While our example leverages a Postgres database, given SQLAlchemy’s database agnostic approach, it can trivially be modified to access a MySQL database.
This code is derived from a SAX parser originally found in Programming Python 3rd Edition.
# bookhandler.py
from sqlalchemy import *
from sqlalchemy.orm import *
import xml.sax.handler
pg_db = create_engine('postgres:///testdb?user=homer')
metadata = MetaData(pg_db)
books_table = Table('books', metadata, autoload=True)
class Book(object):
pass
mapper(Book, books_table)
class BookHandler(xml.sax.handler.ContentHandler):
def __init__(self):
self.buffer = ""
self.inField = 0
self.session = create_session(bind=pg_db)

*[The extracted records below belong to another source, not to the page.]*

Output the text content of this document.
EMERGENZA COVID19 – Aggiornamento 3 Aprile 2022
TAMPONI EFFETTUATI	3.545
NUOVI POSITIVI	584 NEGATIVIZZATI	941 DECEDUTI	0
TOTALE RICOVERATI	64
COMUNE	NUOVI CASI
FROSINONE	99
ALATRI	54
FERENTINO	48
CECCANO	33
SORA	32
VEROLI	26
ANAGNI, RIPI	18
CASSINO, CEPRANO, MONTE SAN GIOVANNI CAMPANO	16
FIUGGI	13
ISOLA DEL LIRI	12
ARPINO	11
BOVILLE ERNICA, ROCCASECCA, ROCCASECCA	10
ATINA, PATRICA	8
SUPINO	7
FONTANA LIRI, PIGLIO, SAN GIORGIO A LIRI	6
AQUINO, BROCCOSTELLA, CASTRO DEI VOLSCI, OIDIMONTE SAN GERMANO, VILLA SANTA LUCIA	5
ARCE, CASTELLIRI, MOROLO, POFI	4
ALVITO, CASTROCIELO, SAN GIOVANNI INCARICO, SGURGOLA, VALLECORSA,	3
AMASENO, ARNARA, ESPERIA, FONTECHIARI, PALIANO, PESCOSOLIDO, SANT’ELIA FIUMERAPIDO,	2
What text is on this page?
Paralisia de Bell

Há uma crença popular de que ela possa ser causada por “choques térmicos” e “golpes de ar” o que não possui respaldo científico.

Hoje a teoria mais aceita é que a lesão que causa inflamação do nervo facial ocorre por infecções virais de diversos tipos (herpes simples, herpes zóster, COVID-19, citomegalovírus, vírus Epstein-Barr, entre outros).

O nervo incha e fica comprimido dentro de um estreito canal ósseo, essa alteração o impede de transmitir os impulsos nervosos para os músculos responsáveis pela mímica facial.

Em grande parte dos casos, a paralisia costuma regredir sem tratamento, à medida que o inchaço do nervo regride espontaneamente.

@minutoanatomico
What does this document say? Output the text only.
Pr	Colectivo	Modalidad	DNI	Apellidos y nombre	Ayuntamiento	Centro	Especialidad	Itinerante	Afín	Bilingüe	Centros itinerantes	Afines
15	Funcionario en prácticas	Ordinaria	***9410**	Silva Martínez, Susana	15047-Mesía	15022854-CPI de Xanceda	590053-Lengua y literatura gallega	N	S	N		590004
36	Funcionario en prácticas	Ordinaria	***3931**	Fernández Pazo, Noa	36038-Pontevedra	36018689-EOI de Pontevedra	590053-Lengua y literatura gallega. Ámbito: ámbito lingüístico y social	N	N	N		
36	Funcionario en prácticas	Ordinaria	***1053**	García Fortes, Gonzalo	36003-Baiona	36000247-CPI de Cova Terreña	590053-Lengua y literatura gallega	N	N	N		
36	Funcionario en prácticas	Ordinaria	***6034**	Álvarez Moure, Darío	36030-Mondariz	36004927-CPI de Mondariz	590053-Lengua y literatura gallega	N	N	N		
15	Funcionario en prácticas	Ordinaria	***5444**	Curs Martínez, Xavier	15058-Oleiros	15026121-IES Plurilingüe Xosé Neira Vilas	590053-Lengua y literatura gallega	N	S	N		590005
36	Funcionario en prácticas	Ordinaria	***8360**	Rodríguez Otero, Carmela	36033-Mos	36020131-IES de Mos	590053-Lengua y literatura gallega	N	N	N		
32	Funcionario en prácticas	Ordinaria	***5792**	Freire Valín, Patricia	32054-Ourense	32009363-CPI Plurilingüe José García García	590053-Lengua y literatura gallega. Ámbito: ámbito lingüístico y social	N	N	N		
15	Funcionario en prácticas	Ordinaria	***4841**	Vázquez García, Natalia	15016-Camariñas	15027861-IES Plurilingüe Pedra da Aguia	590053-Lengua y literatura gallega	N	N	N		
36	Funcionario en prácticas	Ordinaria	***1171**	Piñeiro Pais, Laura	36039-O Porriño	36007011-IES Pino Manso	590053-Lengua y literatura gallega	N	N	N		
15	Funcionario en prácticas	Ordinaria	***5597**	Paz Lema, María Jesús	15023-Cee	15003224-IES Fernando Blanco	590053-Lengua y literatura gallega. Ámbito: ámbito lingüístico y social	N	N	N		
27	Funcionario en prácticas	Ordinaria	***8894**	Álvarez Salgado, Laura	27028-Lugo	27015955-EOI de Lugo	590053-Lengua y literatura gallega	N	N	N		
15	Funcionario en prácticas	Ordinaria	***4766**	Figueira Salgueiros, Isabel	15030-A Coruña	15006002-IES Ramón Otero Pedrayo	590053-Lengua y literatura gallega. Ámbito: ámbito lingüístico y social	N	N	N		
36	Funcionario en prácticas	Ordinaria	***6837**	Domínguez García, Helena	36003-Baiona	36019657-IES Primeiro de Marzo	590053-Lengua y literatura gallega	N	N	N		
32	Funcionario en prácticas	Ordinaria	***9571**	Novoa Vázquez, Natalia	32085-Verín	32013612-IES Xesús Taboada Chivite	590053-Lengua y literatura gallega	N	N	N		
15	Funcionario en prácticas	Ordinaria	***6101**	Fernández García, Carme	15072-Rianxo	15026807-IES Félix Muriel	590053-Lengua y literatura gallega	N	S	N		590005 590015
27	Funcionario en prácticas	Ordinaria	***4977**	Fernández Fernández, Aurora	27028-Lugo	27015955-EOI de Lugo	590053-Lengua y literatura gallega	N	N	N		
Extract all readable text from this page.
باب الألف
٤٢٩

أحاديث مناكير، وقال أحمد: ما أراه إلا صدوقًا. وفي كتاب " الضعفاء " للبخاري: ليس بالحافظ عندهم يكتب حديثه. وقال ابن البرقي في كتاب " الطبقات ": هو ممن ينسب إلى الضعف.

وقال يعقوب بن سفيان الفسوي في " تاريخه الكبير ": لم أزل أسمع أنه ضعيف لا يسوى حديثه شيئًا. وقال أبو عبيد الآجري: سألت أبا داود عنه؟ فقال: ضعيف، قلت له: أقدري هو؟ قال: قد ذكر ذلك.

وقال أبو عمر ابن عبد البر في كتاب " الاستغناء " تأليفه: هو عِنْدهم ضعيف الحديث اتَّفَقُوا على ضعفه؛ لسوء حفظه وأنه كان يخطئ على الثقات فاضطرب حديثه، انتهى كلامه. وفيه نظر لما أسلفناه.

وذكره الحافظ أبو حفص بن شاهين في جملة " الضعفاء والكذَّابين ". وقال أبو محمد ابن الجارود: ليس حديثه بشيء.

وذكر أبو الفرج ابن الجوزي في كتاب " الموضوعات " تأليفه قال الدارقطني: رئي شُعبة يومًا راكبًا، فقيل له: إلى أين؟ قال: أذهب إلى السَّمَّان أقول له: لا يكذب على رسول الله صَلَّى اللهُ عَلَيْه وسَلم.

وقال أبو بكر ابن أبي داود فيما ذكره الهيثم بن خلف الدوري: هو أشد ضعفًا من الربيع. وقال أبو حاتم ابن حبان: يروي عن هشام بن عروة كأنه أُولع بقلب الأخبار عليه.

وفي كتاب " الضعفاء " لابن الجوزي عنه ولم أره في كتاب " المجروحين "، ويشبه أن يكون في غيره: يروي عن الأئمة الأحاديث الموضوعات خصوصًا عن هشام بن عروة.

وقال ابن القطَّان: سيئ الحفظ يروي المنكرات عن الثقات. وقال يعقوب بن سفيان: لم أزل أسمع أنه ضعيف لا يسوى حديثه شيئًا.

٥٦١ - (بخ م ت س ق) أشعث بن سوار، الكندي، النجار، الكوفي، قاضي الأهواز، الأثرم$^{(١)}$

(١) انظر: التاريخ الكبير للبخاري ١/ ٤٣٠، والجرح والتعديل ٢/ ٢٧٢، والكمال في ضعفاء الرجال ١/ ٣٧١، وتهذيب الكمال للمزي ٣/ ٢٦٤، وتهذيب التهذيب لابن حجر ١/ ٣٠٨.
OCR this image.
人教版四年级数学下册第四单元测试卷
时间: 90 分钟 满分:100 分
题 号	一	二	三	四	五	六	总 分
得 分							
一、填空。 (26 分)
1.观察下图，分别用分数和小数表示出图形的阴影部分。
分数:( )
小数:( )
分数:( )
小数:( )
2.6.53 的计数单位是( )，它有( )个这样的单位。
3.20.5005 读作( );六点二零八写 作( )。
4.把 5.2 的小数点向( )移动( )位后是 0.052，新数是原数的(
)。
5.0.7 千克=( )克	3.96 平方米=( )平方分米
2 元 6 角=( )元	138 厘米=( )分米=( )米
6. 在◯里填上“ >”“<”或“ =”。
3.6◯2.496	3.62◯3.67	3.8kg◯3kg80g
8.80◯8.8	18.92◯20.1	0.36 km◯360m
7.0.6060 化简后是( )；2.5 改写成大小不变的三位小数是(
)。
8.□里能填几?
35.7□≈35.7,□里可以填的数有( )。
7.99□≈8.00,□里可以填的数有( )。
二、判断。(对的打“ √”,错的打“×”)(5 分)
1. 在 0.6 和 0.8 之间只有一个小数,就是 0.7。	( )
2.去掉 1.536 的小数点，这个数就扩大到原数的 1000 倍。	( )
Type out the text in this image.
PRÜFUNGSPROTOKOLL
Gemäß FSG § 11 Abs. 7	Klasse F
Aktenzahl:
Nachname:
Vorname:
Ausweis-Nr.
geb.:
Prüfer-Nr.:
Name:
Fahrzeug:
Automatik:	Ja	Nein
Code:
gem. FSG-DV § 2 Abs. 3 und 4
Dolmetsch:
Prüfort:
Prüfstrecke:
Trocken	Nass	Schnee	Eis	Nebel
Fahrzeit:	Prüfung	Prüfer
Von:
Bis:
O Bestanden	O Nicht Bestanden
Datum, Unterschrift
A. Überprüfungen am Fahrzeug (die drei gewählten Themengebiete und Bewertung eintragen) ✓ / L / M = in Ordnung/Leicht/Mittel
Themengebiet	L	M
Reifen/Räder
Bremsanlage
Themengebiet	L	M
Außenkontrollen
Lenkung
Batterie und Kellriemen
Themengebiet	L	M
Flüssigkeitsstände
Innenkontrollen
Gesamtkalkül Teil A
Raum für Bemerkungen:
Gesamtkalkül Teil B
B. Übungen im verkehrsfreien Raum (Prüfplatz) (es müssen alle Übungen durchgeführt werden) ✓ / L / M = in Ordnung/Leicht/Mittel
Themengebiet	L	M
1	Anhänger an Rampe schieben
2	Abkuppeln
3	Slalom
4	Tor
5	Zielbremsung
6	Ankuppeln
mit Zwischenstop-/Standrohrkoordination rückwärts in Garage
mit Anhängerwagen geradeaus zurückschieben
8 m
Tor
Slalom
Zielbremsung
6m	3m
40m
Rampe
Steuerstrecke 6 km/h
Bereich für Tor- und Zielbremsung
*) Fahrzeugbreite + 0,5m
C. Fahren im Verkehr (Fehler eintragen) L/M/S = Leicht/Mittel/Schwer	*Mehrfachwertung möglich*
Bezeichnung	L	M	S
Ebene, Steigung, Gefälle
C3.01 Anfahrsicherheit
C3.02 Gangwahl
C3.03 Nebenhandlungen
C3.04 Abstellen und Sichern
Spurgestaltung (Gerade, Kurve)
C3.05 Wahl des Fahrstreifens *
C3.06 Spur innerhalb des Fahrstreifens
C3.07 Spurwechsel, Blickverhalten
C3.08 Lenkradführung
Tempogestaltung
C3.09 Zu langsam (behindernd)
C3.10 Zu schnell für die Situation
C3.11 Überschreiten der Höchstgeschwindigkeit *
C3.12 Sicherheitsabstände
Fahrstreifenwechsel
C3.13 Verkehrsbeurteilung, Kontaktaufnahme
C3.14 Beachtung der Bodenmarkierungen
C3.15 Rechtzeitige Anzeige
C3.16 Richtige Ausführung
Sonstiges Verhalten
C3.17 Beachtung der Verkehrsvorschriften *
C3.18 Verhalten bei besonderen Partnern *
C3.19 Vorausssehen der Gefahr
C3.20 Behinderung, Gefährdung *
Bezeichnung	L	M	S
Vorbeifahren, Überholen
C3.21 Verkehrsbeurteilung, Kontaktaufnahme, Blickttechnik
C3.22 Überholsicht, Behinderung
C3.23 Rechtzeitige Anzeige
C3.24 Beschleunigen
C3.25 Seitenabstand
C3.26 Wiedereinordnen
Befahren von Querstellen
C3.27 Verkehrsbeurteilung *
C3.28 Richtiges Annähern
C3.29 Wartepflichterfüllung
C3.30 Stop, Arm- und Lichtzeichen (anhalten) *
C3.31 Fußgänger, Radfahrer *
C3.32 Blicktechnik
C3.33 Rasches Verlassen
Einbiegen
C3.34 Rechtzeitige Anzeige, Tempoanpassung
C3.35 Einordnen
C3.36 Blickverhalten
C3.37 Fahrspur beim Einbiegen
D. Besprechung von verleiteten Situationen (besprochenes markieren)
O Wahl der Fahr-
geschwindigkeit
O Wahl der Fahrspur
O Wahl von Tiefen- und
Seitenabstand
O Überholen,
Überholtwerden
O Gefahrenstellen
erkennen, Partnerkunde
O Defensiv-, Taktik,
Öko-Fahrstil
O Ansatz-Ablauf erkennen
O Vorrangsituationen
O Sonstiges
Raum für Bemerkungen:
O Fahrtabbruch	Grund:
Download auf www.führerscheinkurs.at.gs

def startElement(self, name, attributes):
if name == "book":
self.isbn = attributes["isbn"]
elif name == "title":
self.inField = 1
elif name == "author":
self.inField = 1
def characters(self, data):
if self.inField:
self.buffer += data
def endElement(self, name):
if name == "book":
self.session.begin()
self.newbook = Book()
self.newbook.isbn = self.isbn
self.newbook.title = self.title
self.newbook.author = self.author
self.session.save(self.newbook)
self.session.commit()
elif name == "title":
self.inField = 0
self.title = self.buffer
elif name == "author":
self.inField = 0
self.author = self.buffer
self.buffer = ""
Now that we’ve set up our sax parser and handler to parse and load the entries from books.xml into the table, lets set up a small script to drive it:
# runit.py
import bookhandler
import xml.sax
parser = xml.sax.make_parser()
handler = bookhandler.BookHandler()
parser.setContentHandler(handler)
parser.parse("books.xml")
Now let’s see if it works:
$ ls
bookhandler.py books.xml runit.py
$ python ./runit.py
$ psql testdb
testdb=# select * from books;
isbn | title | author
---------------+----------------------------+-----------------
1-880985-26-8 | The Consumer | M. Gira
0-679775-43-9 | The Wind-Up Bird Chronicle | Haruki Murakami
(2 rows)